Sneinton Tunnel
The upper half of the north portal remains, 125 metres south of Carlton Road. Like the tunnel lining, the portal was built elegantly in engineering brick and features substantial buttresses on both sides of the entrance. The northernmost section of tunnel, with its painted sidewall. One refuge remains open in an area used for storage. Accommodating two tracks, the tunnel measures 26 feet wide and 20 feet 6 inches from rail level to the crown. The shooting gallery and pipework for its ventilation/extraction system. To mitigate the risk from ricochets, the refuges in the near-vertical sidewalls have been bricked up. Looking north through the tunnel, rather like an aircraft on its final approach to land. The bank of debris that infills the tunnel's southern entrance is faced with sand. A three-foot high void exists above the infill at the south end.

Extending for just 3.65 miles, the Nottingham Suburban Railway served a collection of communities north-east of the city centre, connecting Trent Lane Junction in Sneinton to the Great Northern Railway’s Derbyshire & Staffordshire Extension at Daybrook. The principal intention was to attract goods traffic from three brickworks situated along the route.

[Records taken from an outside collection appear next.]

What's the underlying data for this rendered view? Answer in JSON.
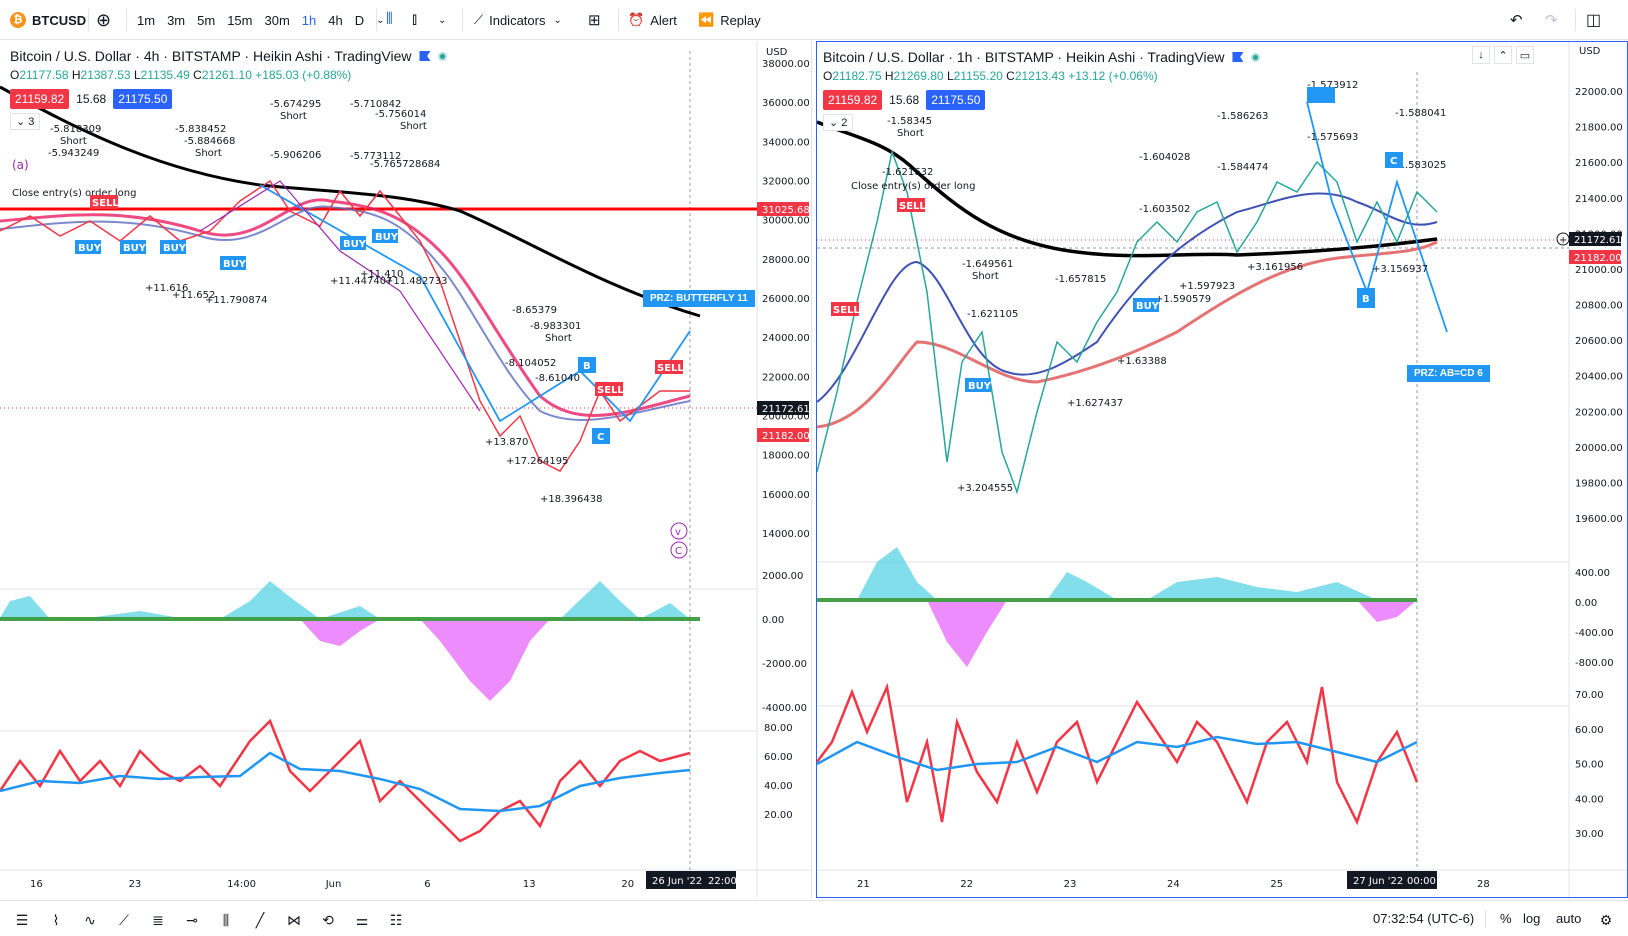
{
  "topbar": {
    "symbol": "BTCUSD",
    "timeframes": [
      "1m",
      "3m",
      "5m",
      "15m",
      "30m",
      "1h",
      "4h",
      "D"
    ],
    "active_timeframe": "1h",
    "indicators_label": "Indicators",
    "alert_label": "Alert",
    "replay_label": "Replay"
  },
  "left_chart": {
    "title": "Bitcoin / U.S. Dollar · 4h · BITSTAMP · Heikin Ashi · TradingView",
    "ohlc": {
      "o": "21177.58",
      "h": "21387.53",
      "l": "21135.49",
      "c": "21261.10",
      "chg": "+185.03 (+0.88%)"
    },
    "bid": "21159.82",
    "spread": "15.68",
    "ask": "21175.50",
    "collapse_count": "3",
    "currency": "USD",
    "price_ticks": [
      "38000.00",
      "36000.00",
      "34000.00",
      "32000.00",
      "30000.00",
      "28000.00",
      "26000.00",
      "24000.00",
      "22000.00",
      "20000.00",
      "18000.00",
      "16000.00",
      "14000.00"
    ],
    "price_tag_red": "31025.68",
    "price_tag_last": "21172.61",
    "price_tag_alt": "21182.00",
    "macd_ticks": [
      "2000.00",
      "0.00",
      "-2000.00",
      "-4000.00"
    ],
    "rsi_ticks": [
      "80.00",
      "60.00",
      "40.00",
      "20.00"
    ],
    "time_ticks": [
      "16",
      "23",
      "14:00",
      "Jun",
      "6",
      "13",
      "20",
      "Ju"
    ],
    "time_cursor": "26 Jun '22",
    "time_cursor2": "22:00",
    "prz_label": "PRZ: BUTTERFLY 11",
    "labels": [
      {
        "t": "-5.943249"
      },
      {
        "t": "Short"
      },
      {
        "t": "-5.818309"
      },
      {
        "t": "Short"
      },
      {
        "t": "-5.838452"
      },
      {
        "t": "-5.884668"
      },
      {
        "t": "Short"
      },
      {
        "t": "-5.674295"
      },
      {
        "t": "Short"
      },
      {
        "t": "-5.906206"
      },
      {
        "t": "-5.710842"
      },
      {
        "t": "-5.756014"
      },
      {
        "t": "Short"
      },
      {
        "t": "-5.773112"
      },
      {
        "t": "-5.765728684"
      },
      {
        "t": "Close entry(s) order long"
      },
      {
        "t": "+11.616"
      },
      {
        "t": "+11.652"
      },
      {
        "t": "+11.790874"
      },
      {
        "t": "+11.447407"
      },
      {
        "t": "+11.410"
      },
      {
        "t": "+11.482733"
      },
      {
        "t": "-8.65379"
      },
      {
        "t": "-8.983301"
      },
      {
        "t": "Short"
      },
      {
        "t": "-8.104052"
      },
      {
        "t": "-8.61040"
      },
      {
        "t": "+13.870"
      },
      {
        "t": "+17.264195"
      },
      {
        "t": "+18.396438"
      }
    ]
  },
  "right_chart": {
    "title": "Bitcoin / U.S. Dollar · 1h · BITSTAMP · Heikin Ashi · TradingView",
    "ohlc": {
      "o": "21182.75",
      "h": "21269.80",
      "l": "21155.20",
      "c": "21213.43",
      "chg": "+13.12 (+0.06%)"
    },
    "bid": "21159.82",
    "spread": "15.68",
    "ask": "21175.50",
    "collapse_count": "2",
    "currency": "USD",
    "price_ticks": [
      "22000.00",
      "21800.00",
      "21600.00",
      "21400.00",
      "21200.00",
      "21000.00",
      "20800.00",
      "20600.00",
      "20400.00",
      "20200.00",
      "20000.00",
      "19800.00",
      "19600.00"
    ],
    "price_tag_last": "21172.61",
    "price_tag_alt": "21182.00",
    "macd_ticks": [
      "400.00",
      "0.00",
      "-400.00",
      "-800.00"
    ],
    "rsi_ticks": [
      "70.00",
      "60.00",
      "50.00",
      "40.00",
      "30.00"
    ],
    "time_ticks": [
      "21",
      "22",
      "23",
      "24",
      "25",
      "26",
      "28"
    ],
    "time_cursor": "27 Jun '22",
    "time_cursor2": "00:00",
    "prz_label": "PRZ: AB=CD 6",
    "labels": [
      {
        "t": "-1.58345"
      },
      {
        "t": "Short"
      },
      {
        "t": "-1.621632"
      },
      {
        "t": "-1.649561"
      },
      {
        "t": "Short"
      },
      {
        "t": "-1.621105"
      },
      {
        "t": "-1.657815"
      },
      {
        "t": "-1.604028"
      },
      {
        "t": "-1.603502"
      },
      {
        "t": "-1.586263"
      },
      {
        "t": "-1.584474"
      },
      {
        "t": "-1.573912"
      },
      {
        "t": "-1.575693"
      },
      {
        "t": "-1.588041"
      },
      {
        "t": "-1.583025"
      },
      {
        "t": "+3.204555"
      },
      {
        "t": "+1.627437"
      },
      {
        "t": "+1.63388"
      },
      {
        "t": "+1.590579"
      },
      {
        "t": "+1.597923"
      },
      {
        "t": "+3.161956"
      },
      {
        "t": "+3.156937"
      },
      {
        "t": "Close entry(s) order long"
      }
    ]
  },
  "bottombar": {
    "clock": "07:32:54 (UTC-6)",
    "percent": "%",
    "log": "log",
    "auto": "auto"
  },
  "colors": {
    "up": "#26a69a",
    "down": "#f23645",
    "accent": "#2962ff",
    "prz": "#2196f3",
    "ma200": "#000000",
    "hline": "#ff0000"
  }
}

Plans for the line were prepared by engineer Edward Parry and powers granted through a Parliamentary Act which received Royal Assent on 25th June 1886. Significant engineering works were demanded as a result of the area’s topography. The main line had four tunnels with a total length of 1,103 yards, whilst a fifth was driven to reach Thorneywood brickworks. Gradients were stiff, with one section being 1:48.

Awarded the construction contract was J P Edwards of Chester whose tender of £115,000 was the lowest of six received, although it excluded the station buildings. June 1887 had arrived before work got underway. Completion took two years, with 866 navvies contributing at its peak. During one month, 2,840 wagons of spoil were filled and despatched. Four navvies succumbed to fatal accidents, including one who was crushed in a tunnel heading. Also deployed were 67 horses, seven locomotives and 11 portable engines.

The southernmost of the tunnels passed beneath the Patent Brick Company’s yard at Sneinton, thus preventing any disruption to its operations; otherwise it could have been a cutting. Originally intended to be around 300 yards in length, it was cut back at its south end and, as built, was 183 yards long. Accommodating two tracks, it measures 26 feet wide and 20 feet 6 inches from rail level to the crown, and has near-vertical sidewalls into which refuges are built at regular intervals. As with the railway’s other structures, Sneinton Tunnel was faced throughout using Staffordshire blue brindle bricks.

Major General Hutchinson inspected the Nottingham Surburban for the Board of Trade on 22nd November 1889. Its opening date was set for 2nd December after an injunction was granted against Mr Edwards, preventing him from interfering with the company’s efforts to comply with the Board of Trade’s requirements, the two parties being in dispute at this time.

The inaugural train left on schedule at 07:45am but encountered Mr Colson, the contractor’s agent, waving a red flag in protest as it passed through the junction onto the new railway. It was decided by officials that the train should proceed, forcing Mr Colson to step off the track. He placed his flag on the rail and the locomotive ran over it. During the return journey, a ticket inspection took place at Thorneywood Station resulting in Mr Edwards - who was in one of the compartments - being reported for travelling without authority.

Although the Nottingham Suburban Railway company was an independent entity, services were operated by the GNR from the outset, the line later being leased to it. However income was meagre and the passenger stations were shut in 1916. Nine years later, the line saw a brief surge of activity as a diversionary route when a section of Mapperley Tunnel collapsed.

The route was reduced to a single track in 1930 and war-time bomb damage caused the southern end’s closure on 8th May 1941. Freight workings from Daybrook continued to supply the brickworks until 1st August 1951. Most of the line was dismantled three years later. During this operation, part of a girder bridge near Trent Lane Junction was dropped onto the Nottingham-Lincoln line, obstructing it for seven hours.

The tunnel at Sneinton is the only one of the five not to have been buried, although only the north portal remains accessible; this is located 125 metres south of Carlton Road. The structure is owned by Nottingham City Council and leased to a gun club. To mitigate the risk of ricochets, all but one of the refuges have been bricked up. At its southern end is a bank of sand in front of the tipped spoil which blocks the entrance.